Seismic HPC FWI Sizing Worksheet

Section 1 — Model Parameters

Parameter	Symbol	Example
Model length X	\(L_x\)	40000 m
Model length Y	\(L_y\)	40000 m
Model depth	\(L_z\)	12000 m
Minimum velocity	\(v_{\min}\)	1500 m/s
Maximum velocity	\(v_{\max}\)	4500 m/s
Maximum frequency	\(f_{\max}\)	15 Hz
Grid points per wavelength	\(n_\lambda\)	10
CFL constant	\(C_{\mathrm{CFL}}\)	0.45
Propagation time	\(T_{\mathrm{prop}}\)	8 s
Number of shots	\(N_{\mathrm{shot}}\)	20000

Section 2 — Hardware Parameters

Parameter	Symbol	Example
GPU effective throughput (cell updates/s)	\(P_{\mathrm{gpu}}\)	\(6\times10^9\)
Scaling efficiency	\(\eta\)	0.75
GPUs per shot domain	\(G_{\mathrm{shot}}\)	64
Cluster utilization	\(U\)	0.85
Target campaign time	\(H_{\mathrm{wall}}\)	120 hours

Section 3 — FWI-Specific Parameters

Parameter	Symbol	Example
Shots per FWI iteration	\(N_{\mathrm{shot,iter}}\)	500
FWI iterations	\(N_{\mathrm{iter}}\)	8
Frequency bands	\(N_{\mathrm{band}}\)	4

Repeat from RTM sizing for work per propagation

CFL constant

\[ C_{\mathrm{CFL}} = \frac{v\,\Delta t}{\Delta x} \]
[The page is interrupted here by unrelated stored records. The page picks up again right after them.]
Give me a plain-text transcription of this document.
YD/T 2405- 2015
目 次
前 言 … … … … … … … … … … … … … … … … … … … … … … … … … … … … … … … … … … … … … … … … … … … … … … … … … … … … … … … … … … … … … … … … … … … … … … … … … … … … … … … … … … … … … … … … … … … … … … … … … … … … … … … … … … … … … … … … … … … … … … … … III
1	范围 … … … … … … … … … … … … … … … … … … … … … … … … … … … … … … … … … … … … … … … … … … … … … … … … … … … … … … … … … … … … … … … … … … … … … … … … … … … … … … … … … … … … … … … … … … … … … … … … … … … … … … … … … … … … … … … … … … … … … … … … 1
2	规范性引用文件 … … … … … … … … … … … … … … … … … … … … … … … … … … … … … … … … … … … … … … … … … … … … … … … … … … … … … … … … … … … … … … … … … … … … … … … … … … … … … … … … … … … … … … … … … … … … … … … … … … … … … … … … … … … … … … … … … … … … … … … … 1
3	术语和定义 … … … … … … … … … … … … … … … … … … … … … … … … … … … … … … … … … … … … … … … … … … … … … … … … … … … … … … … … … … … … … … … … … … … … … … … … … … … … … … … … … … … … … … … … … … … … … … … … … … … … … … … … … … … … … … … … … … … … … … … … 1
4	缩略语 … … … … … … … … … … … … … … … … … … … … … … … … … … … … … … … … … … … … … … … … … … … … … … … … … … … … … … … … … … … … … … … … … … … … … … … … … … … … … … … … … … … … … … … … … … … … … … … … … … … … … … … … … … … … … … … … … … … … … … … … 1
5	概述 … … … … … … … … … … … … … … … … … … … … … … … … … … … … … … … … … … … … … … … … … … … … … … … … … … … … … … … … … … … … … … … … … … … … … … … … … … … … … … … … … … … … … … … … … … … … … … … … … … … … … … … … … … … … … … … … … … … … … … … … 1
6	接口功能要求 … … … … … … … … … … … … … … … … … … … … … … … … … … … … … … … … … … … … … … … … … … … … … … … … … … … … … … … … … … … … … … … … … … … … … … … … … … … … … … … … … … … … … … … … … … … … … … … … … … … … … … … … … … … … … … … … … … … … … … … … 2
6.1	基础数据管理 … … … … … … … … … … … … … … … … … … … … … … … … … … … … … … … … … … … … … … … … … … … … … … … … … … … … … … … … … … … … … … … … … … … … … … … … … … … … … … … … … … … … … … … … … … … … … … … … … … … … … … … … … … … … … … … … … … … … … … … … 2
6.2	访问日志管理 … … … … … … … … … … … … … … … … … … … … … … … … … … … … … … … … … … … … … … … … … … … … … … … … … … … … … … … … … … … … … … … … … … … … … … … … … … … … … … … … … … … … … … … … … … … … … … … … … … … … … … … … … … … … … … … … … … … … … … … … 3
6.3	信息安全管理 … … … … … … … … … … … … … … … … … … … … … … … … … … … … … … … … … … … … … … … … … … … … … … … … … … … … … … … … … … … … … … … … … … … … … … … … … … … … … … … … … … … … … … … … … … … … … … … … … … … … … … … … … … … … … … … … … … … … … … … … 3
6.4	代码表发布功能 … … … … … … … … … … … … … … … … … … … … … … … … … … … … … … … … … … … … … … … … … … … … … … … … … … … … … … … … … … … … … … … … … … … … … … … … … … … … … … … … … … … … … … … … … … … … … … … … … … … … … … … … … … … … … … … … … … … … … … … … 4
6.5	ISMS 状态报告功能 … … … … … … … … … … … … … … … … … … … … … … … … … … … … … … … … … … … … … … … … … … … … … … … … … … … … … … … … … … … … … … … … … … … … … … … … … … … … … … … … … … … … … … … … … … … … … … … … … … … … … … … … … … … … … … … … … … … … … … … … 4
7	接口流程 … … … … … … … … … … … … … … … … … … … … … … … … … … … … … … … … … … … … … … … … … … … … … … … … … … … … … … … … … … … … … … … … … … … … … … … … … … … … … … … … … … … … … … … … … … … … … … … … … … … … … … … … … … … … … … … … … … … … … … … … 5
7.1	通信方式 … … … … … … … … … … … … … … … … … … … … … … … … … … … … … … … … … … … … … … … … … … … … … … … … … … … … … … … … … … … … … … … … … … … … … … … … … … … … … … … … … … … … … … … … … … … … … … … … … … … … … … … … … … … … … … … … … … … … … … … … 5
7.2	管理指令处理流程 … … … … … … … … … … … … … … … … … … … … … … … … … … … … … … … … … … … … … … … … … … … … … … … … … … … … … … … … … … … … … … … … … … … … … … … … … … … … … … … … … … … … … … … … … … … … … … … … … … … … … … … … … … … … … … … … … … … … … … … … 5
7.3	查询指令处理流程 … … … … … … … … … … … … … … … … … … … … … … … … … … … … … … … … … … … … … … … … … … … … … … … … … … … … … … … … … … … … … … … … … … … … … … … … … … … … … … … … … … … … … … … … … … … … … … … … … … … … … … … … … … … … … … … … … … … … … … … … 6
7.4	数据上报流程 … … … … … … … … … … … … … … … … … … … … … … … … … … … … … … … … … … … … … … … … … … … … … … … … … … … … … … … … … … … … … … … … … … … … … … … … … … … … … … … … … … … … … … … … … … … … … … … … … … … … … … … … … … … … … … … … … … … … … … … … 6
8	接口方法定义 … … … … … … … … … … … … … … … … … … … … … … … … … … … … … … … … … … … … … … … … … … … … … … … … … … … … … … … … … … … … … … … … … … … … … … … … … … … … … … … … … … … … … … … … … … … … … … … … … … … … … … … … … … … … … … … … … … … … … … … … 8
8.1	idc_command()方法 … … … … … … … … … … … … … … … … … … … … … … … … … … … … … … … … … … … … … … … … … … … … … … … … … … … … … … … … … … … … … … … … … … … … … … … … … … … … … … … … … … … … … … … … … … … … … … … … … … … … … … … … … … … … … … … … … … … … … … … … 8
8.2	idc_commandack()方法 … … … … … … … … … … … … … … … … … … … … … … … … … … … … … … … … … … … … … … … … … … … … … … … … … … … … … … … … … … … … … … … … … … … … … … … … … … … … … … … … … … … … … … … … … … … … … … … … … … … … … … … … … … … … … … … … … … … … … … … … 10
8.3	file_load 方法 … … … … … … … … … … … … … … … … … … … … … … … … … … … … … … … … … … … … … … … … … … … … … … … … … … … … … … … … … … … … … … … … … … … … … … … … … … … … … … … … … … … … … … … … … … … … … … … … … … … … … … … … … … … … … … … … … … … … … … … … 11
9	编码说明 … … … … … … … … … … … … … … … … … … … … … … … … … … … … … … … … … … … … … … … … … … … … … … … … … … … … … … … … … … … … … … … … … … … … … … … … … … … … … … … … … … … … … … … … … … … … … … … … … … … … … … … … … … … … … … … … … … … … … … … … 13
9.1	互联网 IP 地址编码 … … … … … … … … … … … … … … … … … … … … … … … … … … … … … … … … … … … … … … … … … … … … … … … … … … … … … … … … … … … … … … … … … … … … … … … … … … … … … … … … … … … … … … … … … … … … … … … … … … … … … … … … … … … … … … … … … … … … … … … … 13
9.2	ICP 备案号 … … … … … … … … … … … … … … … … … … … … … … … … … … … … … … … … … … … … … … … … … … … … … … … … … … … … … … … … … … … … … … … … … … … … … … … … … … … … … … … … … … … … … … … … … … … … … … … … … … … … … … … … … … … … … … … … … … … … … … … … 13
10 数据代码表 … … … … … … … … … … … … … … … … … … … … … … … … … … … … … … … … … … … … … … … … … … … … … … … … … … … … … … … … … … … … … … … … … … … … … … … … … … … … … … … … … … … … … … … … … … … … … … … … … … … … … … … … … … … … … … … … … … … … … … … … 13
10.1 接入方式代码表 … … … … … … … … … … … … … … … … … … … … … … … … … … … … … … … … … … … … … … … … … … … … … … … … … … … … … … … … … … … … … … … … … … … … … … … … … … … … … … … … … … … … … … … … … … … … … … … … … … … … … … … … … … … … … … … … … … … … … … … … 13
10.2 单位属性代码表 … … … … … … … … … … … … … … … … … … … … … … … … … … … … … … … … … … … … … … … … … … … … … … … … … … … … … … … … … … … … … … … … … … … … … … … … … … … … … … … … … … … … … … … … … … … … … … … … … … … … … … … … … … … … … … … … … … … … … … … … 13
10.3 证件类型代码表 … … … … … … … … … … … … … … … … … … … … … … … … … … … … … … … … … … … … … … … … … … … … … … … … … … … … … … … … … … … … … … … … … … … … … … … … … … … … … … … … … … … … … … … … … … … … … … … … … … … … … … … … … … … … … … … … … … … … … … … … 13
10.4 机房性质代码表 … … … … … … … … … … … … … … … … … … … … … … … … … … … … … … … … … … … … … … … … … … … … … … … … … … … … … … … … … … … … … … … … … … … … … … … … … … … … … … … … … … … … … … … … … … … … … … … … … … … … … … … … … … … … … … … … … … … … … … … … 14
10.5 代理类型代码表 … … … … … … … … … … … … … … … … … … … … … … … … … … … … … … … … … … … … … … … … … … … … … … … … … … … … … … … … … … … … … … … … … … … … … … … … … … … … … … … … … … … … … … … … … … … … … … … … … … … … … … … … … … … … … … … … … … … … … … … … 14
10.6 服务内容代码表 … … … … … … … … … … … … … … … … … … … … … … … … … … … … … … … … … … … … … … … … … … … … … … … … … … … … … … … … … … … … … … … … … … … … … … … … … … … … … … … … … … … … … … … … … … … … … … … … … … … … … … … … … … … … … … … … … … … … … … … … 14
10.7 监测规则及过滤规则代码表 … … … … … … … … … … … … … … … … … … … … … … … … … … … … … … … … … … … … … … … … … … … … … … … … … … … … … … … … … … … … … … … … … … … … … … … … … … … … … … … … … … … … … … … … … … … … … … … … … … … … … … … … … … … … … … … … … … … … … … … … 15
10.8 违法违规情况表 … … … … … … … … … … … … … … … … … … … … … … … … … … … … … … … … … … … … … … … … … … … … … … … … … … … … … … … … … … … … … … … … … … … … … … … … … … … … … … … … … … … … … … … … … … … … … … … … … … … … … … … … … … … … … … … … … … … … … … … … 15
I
where \(v\) is maximum propagation velocity, \(\Delta t\) is time step, and \(\Delta x\) is spatial grid spacing.

Intuitively, this expresses how small the time step must be relative to the grid spacing and the maximum wave speed so information does not travel farther than one grid cell per time step.
The numerical domain of dependence must contain the physical domain of dependence, and the stable CFL limit depends on dimension, stencil, and discretization.
If CFL forces a smaller \(\Delta t\), timesteps, FLOPs, and runtime all increase.

Section 4 — Spatial Grid

\[ \Delta x \approx \frac{v_{\min}}{n_\lambda f_{\max}} \]

Where \(n_\lambda\) is grid points per wavelength and \(v_{\min}\) is minimum velocity in the model.

This ensures that the shortest wavelength is resolved and determines grid spacing.

Section 5 — Number of Cells

The number of grid cells is determined by the physical model dimensions and the spatial grid spacing.

\[ N_{\mathrm{cell}}=\frac{L_xL_yL_z}{\Delta x^3} \]

where \(L_x\), \(L_y\), and \(L_z\) are the physical model dimensions and \(\Delta x\) is the spatial grid spacing.

Frequency scaling

Grid spacing is chosen to resolve the shortest wavelength in the model:

\[ \Delta x \approx \frac{v_{\min}}{n_\lambda f_{\max}} \]

where \(v_{\min}\) is minimum velocity in the model, \(f_{\max}\) is maximum propagated frequency, and \(n_\lambda\) is grid points per wavelength.

Substituting this into the cell-count expression gives

\[ N_{\mathrm{cell}}=K_x f_{\max}^3 \qquad\text{where}\qquad K_x=\frac{L_xL_yL_zn_\lambda^3}{v_{\min}^3} \]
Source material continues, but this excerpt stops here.